MANAJER Liverpool, Juergen Klopp, bersikeras menganggap posisi timnya di puncak klasemen Liga Inggris saat ini dengan keunggulan sembilan poin,  tidak berarti apapun.

Keunggulan 9 Poin di Mata Klopp Tak Berarti Apapun
Liverpool unggul 9 poin di klasemen setelah menang 5-1 melawan Arsenal

 

MANAJER Liverpool, Juergen Klopp, bersikeras menganggap posisi timnya di puncak klasemen Liga Inggris saat ini dengan keunggulan sembilan poin,  tidak berarti apapun.
Liverpool kini mengoleksi 54 poin di puncak klasemen usai mengalahkan Arsenal 5-1 dalam laga pekan ke-20 di Anfield, Minggu (30/12) dini hari WIB. Jarak terdekat adalah sembilan poin dari Tottenham Hotspur (45) yang menelan kekalahan di pertandingan lebih awal.

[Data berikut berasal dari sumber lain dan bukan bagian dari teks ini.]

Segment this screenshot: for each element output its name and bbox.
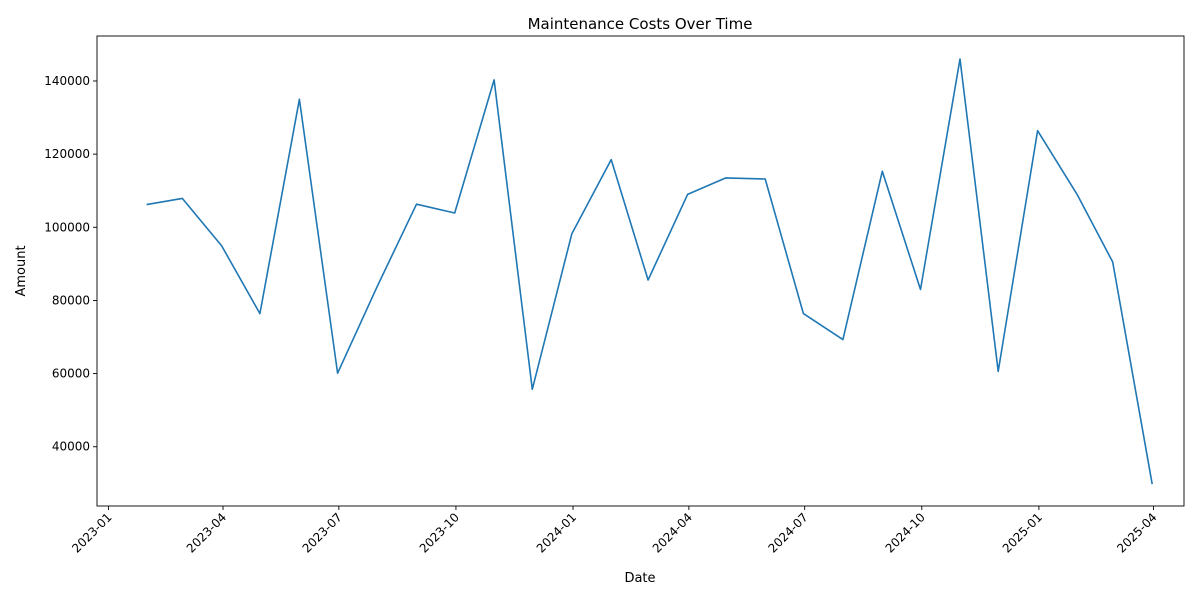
x-tick-label: 2024-07 — [765, 510, 810, 555]
y-tick-label: 120000 — [44, 147, 90, 161]
x-tick-label: 2023-07 — [300, 510, 345, 555]
chart-title: Maintenance Costs Over Time — [528, 15, 753, 33]
x-tick-label: 2024-10 — [883, 510, 928, 555]
y-tick-label: 80000 — [52, 293, 90, 307]
x-tick-label: 2025-04 — [1114, 510, 1159, 555]
y-axis-title: Amount — [14, 245, 29, 296]
x-axis: 2023-01 2023-04 2023-07 2023-10 2024-01 2024-… — [69, 506, 1160, 556]
y-tick-label: 40000 — [52, 440, 90, 454]
series-line-0 — [146, 58, 1153, 485]
x-tick-label: 2024-04 — [650, 510, 695, 555]
x-tick-label: 2024-01 — [534, 510, 579, 555]
x-tick-label: 2023-01 — [69, 510, 114, 555]
x-axis-title: Date — [624, 571, 655, 586]
x-tick-label: 2023-10 — [417, 510, 462, 555]
x-tick-label: 2025-01 — [1000, 510, 1045, 555]
plot-area — [96, 35, 1185, 507]
y-tick-label: 140000 — [44, 74, 90, 88]
y-tick-label: 100000 — [44, 220, 90, 234]
plot-frame — [96, 35, 1185, 507]
x-tick-label: 2023-04 — [184, 510, 229, 555]
y-axis: 40000 60000 80000 100000 120000 140000 — [44, 74, 97, 454]
y-tick-label: 60000 — [52, 367, 90, 381]
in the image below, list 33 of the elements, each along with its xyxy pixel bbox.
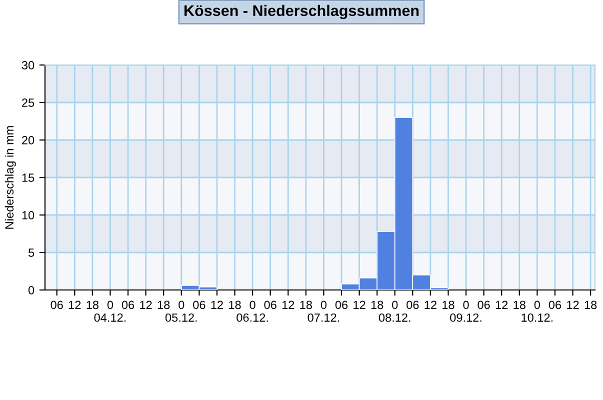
x-tick-label: 12 [496, 300, 508, 309]
y-tick-label: 25 [22, 98, 34, 107]
x-tick-label: 18 [371, 300, 384, 310]
x-tick-label: 06 [406, 300, 419, 310]
x-tick-label: 12 [354, 300, 366, 309]
x-tick-label: 06 [122, 300, 134, 310]
x-tick-label: 12 [68, 300, 81, 309]
x-tick-label: 06 [193, 300, 206, 310]
x-tick-label: 18 [229, 300, 241, 310]
y-tick-label: 10 [22, 211, 34, 220]
x-tick-label: 06 [264, 300, 276, 310]
y-tick-label: 0 [28, 286, 34, 294]
x-tick-label: 06 [335, 300, 348, 310]
y-axis-title: Niederschlag in mm [4, 126, 16, 229]
y-tick-label: 15 [22, 174, 34, 182]
x-tick-label: 06 [50, 300, 63, 310]
y-tick-label: 30 [22, 61, 34, 70]
chart-title: Kössen - Niederschlagssummen [184, 4, 419, 20]
x-tick-label: 06 [548, 300, 562, 310]
x-tick-label: 12 [211, 300, 223, 309]
y-tick-label: 5 [28, 248, 34, 257]
y-tick-label: 20 [22, 136, 34, 144]
x-tick-label: 18 [86, 300, 98, 310]
x-tick-label: 18 [442, 300, 454, 310]
x-tick-label: 12 [567, 300, 579, 309]
x-tick-label: 12 [140, 300, 152, 309]
x-tick-label: 18 [300, 300, 312, 310]
x-tick-label: 12 [424, 300, 436, 309]
x-tick-label: 06 [478, 300, 490, 310]
x-tick-label: 18 [158, 300, 170, 310]
x-tick-label: 18 [514, 300, 526, 310]
x-tick-label: 18 [584, 300, 597, 310]
x-tick-label: 12 [282, 300, 294, 309]
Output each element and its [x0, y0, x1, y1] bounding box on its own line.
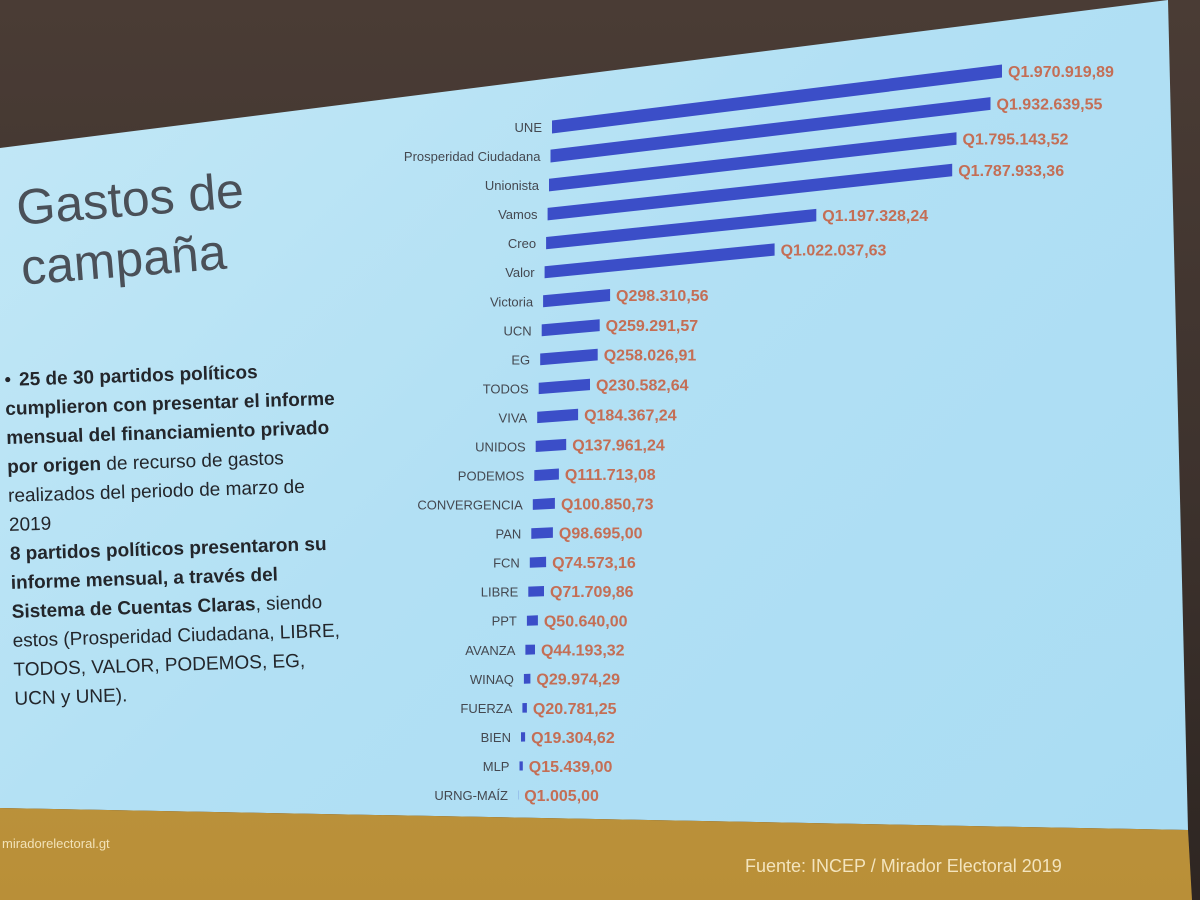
value-label: Q19.304,62 [531, 730, 615, 747]
value-label: Q230.582,64 [596, 377, 689, 394]
value-label: Q74.573,16 [552, 555, 636, 572]
value-label: Q1.932.639,55 [997, 97, 1103, 114]
bar [521, 732, 526, 742]
category-label: UNIDOS [475, 439, 526, 454]
bar [528, 586, 544, 597]
bar [525, 644, 535, 655]
value-label: Q1.005,00 [524, 788, 599, 805]
bar [546, 208, 817, 250]
category-label: VIVA [499, 410, 528, 425]
footer-url: miradorelectoral.gt [2, 836, 110, 851]
value-label: Q44.193,32 [541, 643, 625, 660]
category-label: WINAQ [470, 672, 514, 687]
bar [519, 761, 523, 771]
category-label: MLP [483, 759, 510, 774]
category-label: PAN [496, 527, 522, 542]
value-label: Q1.197.328,24 [822, 208, 928, 225]
bar [537, 408, 579, 424]
bar [547, 163, 953, 221]
value-label: Q1.795.143,52 [963, 132, 1069, 149]
category-label: FUERZA [460, 701, 512, 716]
value-label: Q15.439,00 [529, 759, 613, 776]
bar [532, 497, 555, 510]
bar [540, 348, 598, 366]
category-label: LIBRE [481, 585, 519, 600]
category-label: Victoria [490, 294, 534, 309]
category-label: TODOS [483, 381, 529, 396]
category-label: Prosperidad Ciudadana [404, 149, 541, 164]
category-label: Valor [505, 265, 535, 280]
value-label: Q1.022.037,63 [781, 242, 887, 259]
category-label: CONVERGENCIA [417, 498, 523, 513]
value-label: Q1.787.933,36 [958, 163, 1064, 180]
category-label: Unionista [485, 178, 540, 193]
category-label: PODEMOS [458, 469, 525, 484]
category-label: FCN [493, 556, 520, 571]
value-label: Q20.781,25 [533, 701, 617, 718]
value-label: Q1.970.919,89 [1008, 64, 1114, 81]
bar [543, 289, 611, 308]
bar [522, 703, 527, 713]
bar [538, 378, 590, 395]
value-label: Q71.709,86 [550, 584, 634, 601]
bar [529, 556, 547, 568]
value-label: Q298.310,56 [616, 288, 709, 305]
bar [544, 243, 775, 279]
value-label: Q258.026,91 [604, 348, 697, 365]
bar [550, 97, 991, 163]
bar [552, 64, 1002, 134]
footer-source: Fuente: INCEP / Mirador Electoral 2019 [745, 856, 1062, 876]
value-label: Q29.974,29 [536, 672, 620, 689]
category-label: UNE [515, 120, 543, 135]
category-label: UCN [503, 323, 531, 338]
bar [531, 527, 553, 539]
category-label: URNG-MAÍZ [434, 788, 508, 803]
bar [526, 615, 538, 626]
value-label: Q137.961,24 [572, 437, 665, 454]
value-label: Q259.291,57 [606, 318, 699, 335]
value-label: Q100.850,73 [561, 496, 654, 513]
bar [549, 132, 957, 192]
category-label: BIEN [481, 730, 511, 745]
bar [523, 673, 531, 684]
category-label: EG [511, 352, 530, 367]
category-label: Vamos [498, 207, 538, 222]
value-label: Q184.367,24 [584, 407, 677, 424]
category-label: AVANZA [465, 643, 515, 658]
value-label: Q50.640,00 [544, 613, 628, 630]
value-label: Q98.695,00 [559, 526, 643, 543]
bar [541, 319, 600, 337]
bar [534, 468, 559, 481]
bar [535, 438, 567, 452]
value-label: Q111.713,08 [565, 467, 656, 484]
category-label: PPT [492, 614, 517, 629]
category-label: Creo [508, 236, 536, 251]
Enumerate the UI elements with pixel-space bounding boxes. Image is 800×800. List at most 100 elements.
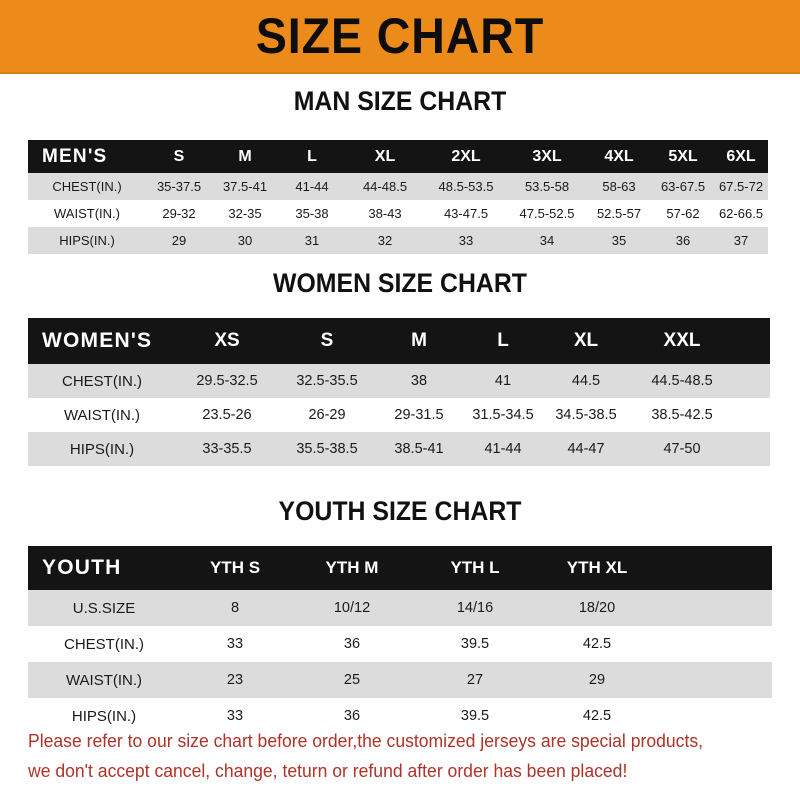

"Saya sangat berharap kita bisa bertukar tempat saat ini," kata Klopp kepada para wartawan dalam jumpa pers purnalaga sebagaimana dilansir laman resmi Liverpool.

Pasalnya, menurut Klopp keunggulan sembilan poin itu masih belum tentu bertahan lama. Manchester City (44) yang baru main Minggu malam bisa meraih kemenangan dan memangkas jarak menjadi tujuh poin.

Lantas kedua tim bertemu pada laga pembuka tahun 2019 masing-masing di Etihad pada Jumat (4/1) dini hari WIB, dan bukan tidak mungkin selisih berkurang lagi menjadi empat poin, kata Klopp.

"Saya bukan orang terpintar di dunia, namun saya bukan seorang idiot, tidak selalu! Jadi keunggulan itu tidak berarti apa-apa," katanya.

"Sungguh tak penting berapa poin pun anda unggul pada Desember, bahkan jika itu terjadi di pengujung bulan," ujarnya menambahkan.

"Saya paham apa yang kalian minta, kenapa saya tidak berusaha bersikap positif. Namun, sekali lagi, Anda sekalian lah yang pertama kali akan menuliskan judul 'Apakah mereka sekarang gugup?' ketika kami kehilangan tiga poin untuk pertama kalinya," tutur Klopp panjang lebar.